TRENTON, N.J. – Merck & Co. said Friday that the Texas Supreme Court has overturned a huge jury award to the family of a Texas man who died after briefly taking Vioxx, the painkiller the drugmaker later pulled from the market.

A jury in Rio Grande City, Texas, in April 2006 awarded $32 million to the family of 71-year-old Leonel Garza. He had had heart disease for 23 years and died in 2001 after less than a month on Vioxx.

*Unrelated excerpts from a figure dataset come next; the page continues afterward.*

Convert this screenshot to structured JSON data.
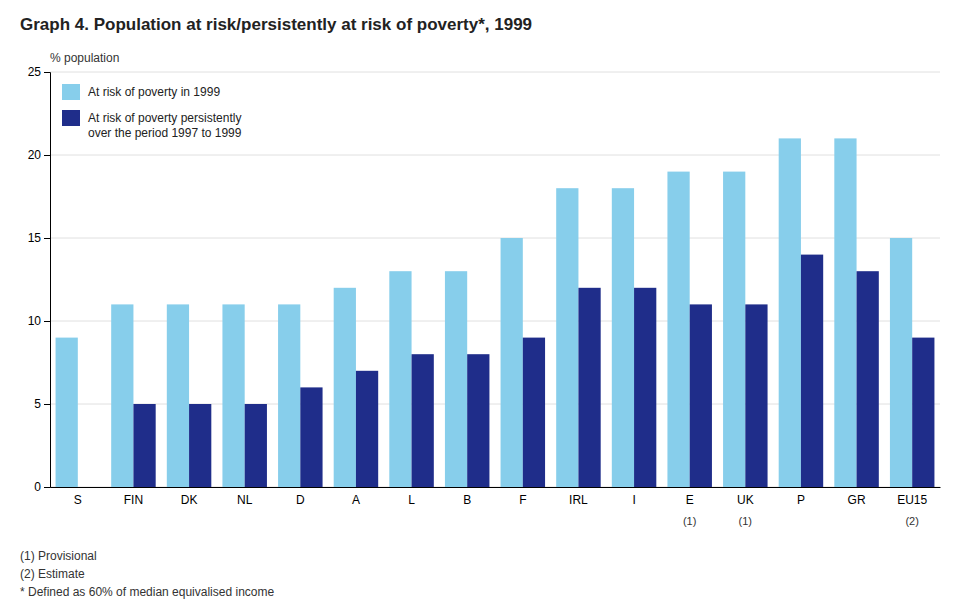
{
  "chart_data": {
    "type": "bar",
    "title": "Graph 4. Population at risk/persistently at risk of poverty*, 1999",
    "ylabel": "% population",
    "categories": [
      "S",
      "FIN",
      "DK",
      "NL",
      "D",
      "A",
      "L",
      "B",
      "F",
      "IRL",
      "I",
      "E",
      "UK",
      "P",
      "GR",
      "EU15"
    ],
    "series": [
      {
        "name": "At risk of poverty in 1999",
        "color": "#87CEEB",
        "values": [
          9,
          11,
          11,
          11,
          11,
          12,
          13,
          13,
          15,
          18,
          18,
          19,
          19,
          21,
          21,
          15
        ]
      },
      {
        "name": "At risk of poverty persistently\nover the period 1997 to 1999",
        "color": "#1F2D8A",
        "values": [
          0,
          5,
          5,
          5,
          6,
          7,
          8,
          8,
          9,
          12,
          12,
          11,
          11,
          14,
          13,
          9
        ]
      }
    ],
    "annotations": [
      {
        "x": "E",
        "text": "(1)"
      },
      {
        "x": "UK",
        "text": "(1)"
      },
      {
        "x": "EU15",
        "text": "(2)"
      }
    ],
    "footnotes": [
      "(1) Provisional",
      "(2) Estimate",
      "* Defined as 60% of median equivalised income"
    ],
    "ylim": [
      0,
      25
    ],
    "yticks": [
      0,
      5,
      10,
      15,
      20,
      25
    ],
    "grid": true,
    "legend": "upper left"
  }
}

The award — originally $25 million in punitive damages, plus $7 million in compensatory damages — was reduced in December 2006 to about $7.75 million under the state’s damage caps. A Texas appeals court later overturned the verdict due to jury misconduct and ordered a new trial.

Merck stopped selling Vioxx in September 2004, amid evidence it doubled risk of heart attack and stroke. A deluge of lawsuits soon followed, mostly on behalf of Vioxx users who had suffered or died from heart attacks or strokes. Roughly 50,000 of those cases were ended under a $4.85 billion settlement Merck reached with plaintiffs’ lawyers on Nov. 9, 2007.

Garza’s case, though, was among about a dozen that had gone to trial or did not meet requirements for the settlement. Merck won most of the Vioxx cases brought against it, and it tied up the ones it lost in lengthy appeals, before negotiating the settlement.

On Friday, Merck said the Texas high court ruled the evidence did not support the Garza family’s contentions and issued a final ruling in favor of Merck.